In diesem Artikel wird beschrieben, wie Sie Azure Kubernetes-Cluster aus einem von Azure Backup erstellten Wiederherstellungspunkt mithilfe der Azure CLI wiederherstellen.

Mit Azure Backup können Sie jetzt AKS-Cluster (Clusterressourcen und an den Cluster angefügte persistente Volumes) mithilfe einer Sicherungserweiterung sichern. Diese Erweiterung muss im Cluster installiert werden. Der Backup-Tresor kommuniziert mit dem Cluster über diese Sicherungserweiterung, um Sicherungs- und Wiederherstellungsvorgänge durchzuführen.

Sie können sowohl eine Wiederherstellung in dem ursprünglichen AKS-Cluster, der gesichert wurde (Original-Location Recovery, OLR) als auch eine Wiederherstellung in einem anderen AKS-Cluster (Alternate-Location Recovery, ALR) durchführen. Sie können auch die wiederherzustellenden Elemente aus der Sicherung auswählen. Dies wird als Wiederherstellung auf Elementebene (Item-Level Wiederherstellung, ILR) bezeichnet.

Hinweis

Bevor Sie einen Wiederherstellungsvorgang initiieren, muss im Zielcluster die Sicherungserweiterung installiert und der vertrauenswürdige Zugriff für den Sicherungstresor aktiviert sein. Weitere Informationen

Vorbereitung

• Die AKS-Sicherung ermöglicht die Wiederherstellung auf den ursprünglichen AKS-Cluster (der gesichert wurde) und auf einen alternativen AKS-Cluster. Mit der AKS-Sicherung können Sie eine vollständige Wiederherstellung und Wiederherstellung auf Elementebene durchführen. Sie können Wiederherstellungskonfigurationen verwenden, um Parameter basierend auf den Clusterressourcen zu definieren, die während der Wiederherstellung erfasst werden.

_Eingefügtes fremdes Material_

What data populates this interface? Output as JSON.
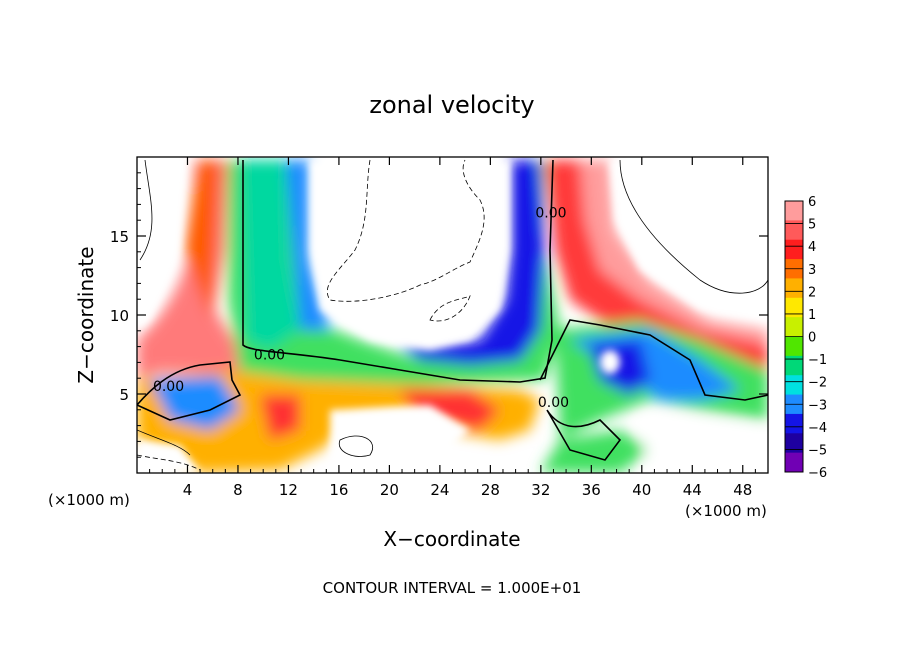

• Sie müssen die Sicherungserweiterung im AKS-Zielcluster installieren. Außerdem müssen Sie den vertrauenswürdigen Zugriff zwischen dem Sicherungstresor und dem AKS-Cluster aktivieren.

Weitere Informationen zu den Einschränkungen und unterstützten Szenarien finden Sie in der Supportmatrix.

Überprüfen und Vorbereiten des AKS-Zielclusters

Bevor Sie einen Wiederherstellungsvorgang initiieren, müssen Sie überprüfen, ob der AKS-Cluster für die Wiederherstellung vorbereitet ist. Dies umfasst die Installation der Sicherungserweiterung, wobei die Erweiterung über die Berechtigung für das Speicherkonto verfügt, in dem Sicherungen gespeichert werden, und die Aktivierung des vertrauenswürdigen Zugriffs zwischen AKS-Cluster und Sicherungstresor.

Überprüfen Sie zunächst, ob die Sicherungserweiterung im Cluster installiert ist, indem Sie den folgenden Befehl ausführen:

az k8s-extension show --name azure-aks-backup --cluster-type managedClusters --cluster-name $targetakscluster --resource-group $aksclusterresourcegroup

Wenn die Erweiterung installiert ist, überprüfen Sie, ob sie über die richtigen Berechtigungen für das Speicherkonto verfügt, in dem Sicherungen gespeichert sind:

az role assignment list --all --assignee  $(az k8s-extension show --name azure-aks-backup --cluster-name $targetakscluster --resource-group $aksclusterresourcegroup --cluster-type managedClusters --query aksAssignedIdentity.principalId --output tsv)

Wenn die Rolle nicht zugewiesen ist, können Sie die Rolle zuweisen, indem Sie den folgenden Befehl ausführen:

az role assignment create --assignee-object-id $(az k8s-extension show --name azure-aks-backup --cluster-name $targetakscluster --resource-group $aksclusterresourcegroup --cluster-type managedClusters --query aksAssignedIdentity.principalId --output tsv) --role 'Storage Account Contributor'  --scope /subscriptions/$subscriptionId/resourceGroups/$storageaccountresourcegroup/providers/Microsoft.Storage/storageAccounts/$storageaccount

Wenn die Sicherungserweiterung nicht installiert ist, führen Sie den folgenden Erweiterungsinstallationsbefehl mit dem Speicherkonto und dem Blobcontainer aus, in dem Sicherungen als Eingabe gespeichert werden.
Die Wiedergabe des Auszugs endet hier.